Briten vermutlich am schlimmsten von Pandemie betroffen
Laut Jeremy Farrar, Direktor der Londoner Wellcome-Stiftung, die sich für die Verbesserung der weltweiten Gesundheit einsetzt, könnte Großbritannien in der Bilanz sogar das am schlimmsten von der Corona-Pandemie betroffene Land innerhalb Europas werden.
Nach dem jetzigen Ausbruch rechnet der Experte, der auch die britische Regierung berät, mit einer zweiten und dritten Welle. Er hoffe auf einen Impfstoff bis Herbst, dann müsse noch die Produktion für die Impfung vieler Millionen Menschen hochgefahren werden. „Ich würde hoffen, dass wir das in zwölf Monaten schaffen, aber das ist an sich schon ein beispielloser Ehrgeiz“, so Farrar gegenüber der BBC.

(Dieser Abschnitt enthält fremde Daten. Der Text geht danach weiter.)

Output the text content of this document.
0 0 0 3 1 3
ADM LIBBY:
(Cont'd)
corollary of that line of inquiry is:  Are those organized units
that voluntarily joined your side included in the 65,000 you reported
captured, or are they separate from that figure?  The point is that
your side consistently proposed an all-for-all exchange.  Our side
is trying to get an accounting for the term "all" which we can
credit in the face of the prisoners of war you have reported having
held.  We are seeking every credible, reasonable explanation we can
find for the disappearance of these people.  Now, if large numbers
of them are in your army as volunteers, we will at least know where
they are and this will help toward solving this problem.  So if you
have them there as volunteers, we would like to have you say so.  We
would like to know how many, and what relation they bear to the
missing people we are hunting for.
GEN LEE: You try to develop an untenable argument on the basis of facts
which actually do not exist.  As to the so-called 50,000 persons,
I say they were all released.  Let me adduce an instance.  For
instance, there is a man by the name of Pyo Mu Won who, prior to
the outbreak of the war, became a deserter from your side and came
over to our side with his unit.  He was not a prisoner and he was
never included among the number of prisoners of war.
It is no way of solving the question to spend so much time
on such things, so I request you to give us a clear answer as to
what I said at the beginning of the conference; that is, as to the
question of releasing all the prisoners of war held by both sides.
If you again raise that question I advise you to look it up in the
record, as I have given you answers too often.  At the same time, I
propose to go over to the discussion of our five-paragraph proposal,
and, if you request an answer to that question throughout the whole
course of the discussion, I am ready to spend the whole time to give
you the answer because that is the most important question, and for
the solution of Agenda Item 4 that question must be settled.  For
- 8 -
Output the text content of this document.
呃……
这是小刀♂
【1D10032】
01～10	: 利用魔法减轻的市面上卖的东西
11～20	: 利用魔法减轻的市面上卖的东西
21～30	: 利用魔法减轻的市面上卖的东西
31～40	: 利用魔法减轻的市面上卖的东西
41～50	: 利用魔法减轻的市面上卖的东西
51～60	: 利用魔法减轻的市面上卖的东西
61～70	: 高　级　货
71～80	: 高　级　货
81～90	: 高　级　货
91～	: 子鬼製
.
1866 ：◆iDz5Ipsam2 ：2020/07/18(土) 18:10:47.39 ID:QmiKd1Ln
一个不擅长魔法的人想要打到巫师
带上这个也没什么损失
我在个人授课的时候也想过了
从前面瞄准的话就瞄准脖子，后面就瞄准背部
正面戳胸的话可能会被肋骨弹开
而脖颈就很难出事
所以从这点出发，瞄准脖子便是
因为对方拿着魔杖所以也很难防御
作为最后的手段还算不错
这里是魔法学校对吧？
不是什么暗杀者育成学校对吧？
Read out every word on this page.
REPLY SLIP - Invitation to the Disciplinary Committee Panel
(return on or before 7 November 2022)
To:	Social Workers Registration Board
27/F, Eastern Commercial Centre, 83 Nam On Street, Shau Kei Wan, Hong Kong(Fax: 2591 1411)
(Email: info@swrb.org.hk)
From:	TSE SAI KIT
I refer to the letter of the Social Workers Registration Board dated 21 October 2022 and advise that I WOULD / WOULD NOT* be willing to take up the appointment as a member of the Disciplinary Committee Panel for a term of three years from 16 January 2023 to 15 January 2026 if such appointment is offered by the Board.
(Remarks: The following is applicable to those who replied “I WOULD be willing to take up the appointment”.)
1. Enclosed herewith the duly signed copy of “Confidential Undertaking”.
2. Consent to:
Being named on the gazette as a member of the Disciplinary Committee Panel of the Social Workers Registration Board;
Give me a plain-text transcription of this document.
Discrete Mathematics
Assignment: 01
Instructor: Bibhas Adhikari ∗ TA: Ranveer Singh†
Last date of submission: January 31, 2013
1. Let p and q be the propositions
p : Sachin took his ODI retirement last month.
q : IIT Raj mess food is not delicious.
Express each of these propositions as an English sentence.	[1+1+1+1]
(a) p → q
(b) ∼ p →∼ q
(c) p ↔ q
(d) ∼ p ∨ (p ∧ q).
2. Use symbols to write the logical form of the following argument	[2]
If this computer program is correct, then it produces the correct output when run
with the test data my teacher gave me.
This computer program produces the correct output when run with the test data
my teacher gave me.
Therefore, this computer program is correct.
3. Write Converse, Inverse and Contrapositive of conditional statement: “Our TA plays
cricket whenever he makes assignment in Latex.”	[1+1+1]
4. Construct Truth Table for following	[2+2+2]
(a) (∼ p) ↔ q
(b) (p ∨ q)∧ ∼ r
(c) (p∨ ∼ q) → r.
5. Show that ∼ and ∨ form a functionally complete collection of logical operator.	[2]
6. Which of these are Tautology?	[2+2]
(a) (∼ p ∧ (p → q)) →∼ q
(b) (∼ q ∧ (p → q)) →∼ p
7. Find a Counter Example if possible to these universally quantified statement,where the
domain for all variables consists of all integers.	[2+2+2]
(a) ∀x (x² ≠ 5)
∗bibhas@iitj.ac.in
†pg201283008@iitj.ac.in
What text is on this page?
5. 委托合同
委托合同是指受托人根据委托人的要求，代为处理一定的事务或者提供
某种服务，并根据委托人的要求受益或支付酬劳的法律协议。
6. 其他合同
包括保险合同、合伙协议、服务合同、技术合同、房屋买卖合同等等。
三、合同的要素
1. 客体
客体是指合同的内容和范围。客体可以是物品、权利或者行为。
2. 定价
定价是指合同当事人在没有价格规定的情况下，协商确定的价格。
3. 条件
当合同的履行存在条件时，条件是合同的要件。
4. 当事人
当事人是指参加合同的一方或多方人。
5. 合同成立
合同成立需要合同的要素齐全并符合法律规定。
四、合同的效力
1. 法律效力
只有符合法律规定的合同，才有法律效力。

Queen: „Coronavirus wird uns nicht bezwingen“
Königin Elizabeth II. rief unterdessen ihre Landsleute auf, zu Hause zu bleiben. „Indem wir uns voneinander fernhalten, schützen wir andere“, sagte die 93-jährige Monarchin in ihrer im Voraus aufgezeichneten Osterbotschaft, die der Buckingham am Samstagabend veröffentlichte. „Wir wissen, dass uns das Coronavirus nicht bezwingen wird.“
Die Regierung dürfte in den nächsten Tagen über eine Verlängerung der seit 23. März geltenden Ausgangssperre entscheiden. Die Maßnahme galt zunächst für drei Wochen, doch gilt ihre Verlängerung als sehr wahrscheinlich.